Sie als unser „Botschafter“ heute, was denken Sie, braucht Berlin, damit es mit dem „Nachwuchs“ klappt, Azubis sich für Berufe interessieren und eine Ausbildung erfolgreich abschließen?

Klar ist, wir brauchen Azubis. Ohne Azubis haben wir keine Zukunft, weder im Handwerk noch im Dienstleistungsbereich. Deswegen ist es wichtig, dass wir um jeden und um jede interessierte Person buhlen. Es liegt an uns, sie zu gewinnen und unter unsere Fittiche zu nehmen, wenn sie in unserem Wirkungsbereich auftauchen. Und es liegt auch an uns dafür zu sorgen, unsere Berufe bekannt zu machen, ein gutes Image zu vermitteln und gewisse, sich hartnäckig haltende Vorurteile, zu entkräften.
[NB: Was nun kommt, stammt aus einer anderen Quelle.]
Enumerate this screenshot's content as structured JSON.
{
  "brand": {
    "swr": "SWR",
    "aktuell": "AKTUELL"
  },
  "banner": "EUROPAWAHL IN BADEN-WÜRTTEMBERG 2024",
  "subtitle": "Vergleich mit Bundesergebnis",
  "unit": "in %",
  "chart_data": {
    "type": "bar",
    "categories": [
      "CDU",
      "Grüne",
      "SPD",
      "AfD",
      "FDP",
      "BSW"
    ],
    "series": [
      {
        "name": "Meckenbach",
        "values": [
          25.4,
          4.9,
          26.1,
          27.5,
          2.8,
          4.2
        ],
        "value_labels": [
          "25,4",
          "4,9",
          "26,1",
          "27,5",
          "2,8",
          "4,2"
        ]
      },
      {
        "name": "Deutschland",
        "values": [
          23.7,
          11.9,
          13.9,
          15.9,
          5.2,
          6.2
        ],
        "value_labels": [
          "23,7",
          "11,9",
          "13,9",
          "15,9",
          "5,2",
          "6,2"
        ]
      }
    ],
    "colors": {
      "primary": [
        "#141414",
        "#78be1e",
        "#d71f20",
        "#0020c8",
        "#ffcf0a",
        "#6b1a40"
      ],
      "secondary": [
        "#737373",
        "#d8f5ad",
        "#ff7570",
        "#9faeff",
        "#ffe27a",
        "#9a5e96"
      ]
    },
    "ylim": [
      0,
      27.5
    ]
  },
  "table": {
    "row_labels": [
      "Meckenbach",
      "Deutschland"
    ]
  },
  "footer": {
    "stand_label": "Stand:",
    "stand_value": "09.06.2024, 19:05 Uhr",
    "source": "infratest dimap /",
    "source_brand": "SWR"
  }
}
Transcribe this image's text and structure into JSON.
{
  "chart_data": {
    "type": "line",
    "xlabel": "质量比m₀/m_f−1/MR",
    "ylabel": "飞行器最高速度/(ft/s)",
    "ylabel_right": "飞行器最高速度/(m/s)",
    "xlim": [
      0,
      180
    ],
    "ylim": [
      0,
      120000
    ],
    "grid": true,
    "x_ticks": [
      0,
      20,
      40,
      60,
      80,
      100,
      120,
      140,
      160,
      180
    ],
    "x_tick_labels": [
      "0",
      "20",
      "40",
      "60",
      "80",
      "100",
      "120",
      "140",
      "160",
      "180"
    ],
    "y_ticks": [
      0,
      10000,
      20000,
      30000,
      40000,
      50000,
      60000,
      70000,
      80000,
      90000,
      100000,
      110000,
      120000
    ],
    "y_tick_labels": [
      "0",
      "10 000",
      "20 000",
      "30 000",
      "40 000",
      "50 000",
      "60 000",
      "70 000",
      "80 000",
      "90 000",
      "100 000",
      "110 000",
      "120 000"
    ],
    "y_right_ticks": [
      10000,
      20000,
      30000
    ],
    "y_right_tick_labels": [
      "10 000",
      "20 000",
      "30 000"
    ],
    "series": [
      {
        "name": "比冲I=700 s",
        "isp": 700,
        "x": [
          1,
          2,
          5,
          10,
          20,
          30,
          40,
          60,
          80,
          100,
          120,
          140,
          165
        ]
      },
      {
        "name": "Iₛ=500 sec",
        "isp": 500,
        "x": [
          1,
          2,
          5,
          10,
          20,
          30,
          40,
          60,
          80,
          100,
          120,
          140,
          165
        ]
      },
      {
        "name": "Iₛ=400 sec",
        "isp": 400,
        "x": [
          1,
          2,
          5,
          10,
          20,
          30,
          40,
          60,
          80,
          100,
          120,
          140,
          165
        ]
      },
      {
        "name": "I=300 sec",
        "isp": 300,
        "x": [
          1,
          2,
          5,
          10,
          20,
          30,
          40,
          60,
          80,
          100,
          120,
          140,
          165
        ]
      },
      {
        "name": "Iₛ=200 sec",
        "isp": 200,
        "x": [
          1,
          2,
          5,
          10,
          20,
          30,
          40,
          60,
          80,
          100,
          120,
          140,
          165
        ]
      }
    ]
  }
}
Elementar wichtig, um ein guter Azubi werden zu können, ist eine gute Schulbildung. Nach 10 Jahren Schule erwarte ich, dass die Jugendlichen lesen, rechnen, schreiben und englisch können. Sie müssen im dualen Ausbildungssystem ja schließlich auch die Berufsschule schaffen.

Ich sitze im Innungsvorstand der Landesinnung Berlin-Brandenburg. Dort höre ich allerdings von den Mitarbeitenden und im Kollegenkreis, dass das Bildungsniveau vieler Jugendlichen nicht befriedigend ist. Dann stellt sich schon ernsthaft die Frage, wie Jugendliche es schaffen können, eine Ausbildung erfolgreich abzuschließen.

 

Das Interview führte Petra Wermke von Berliner Schulpate.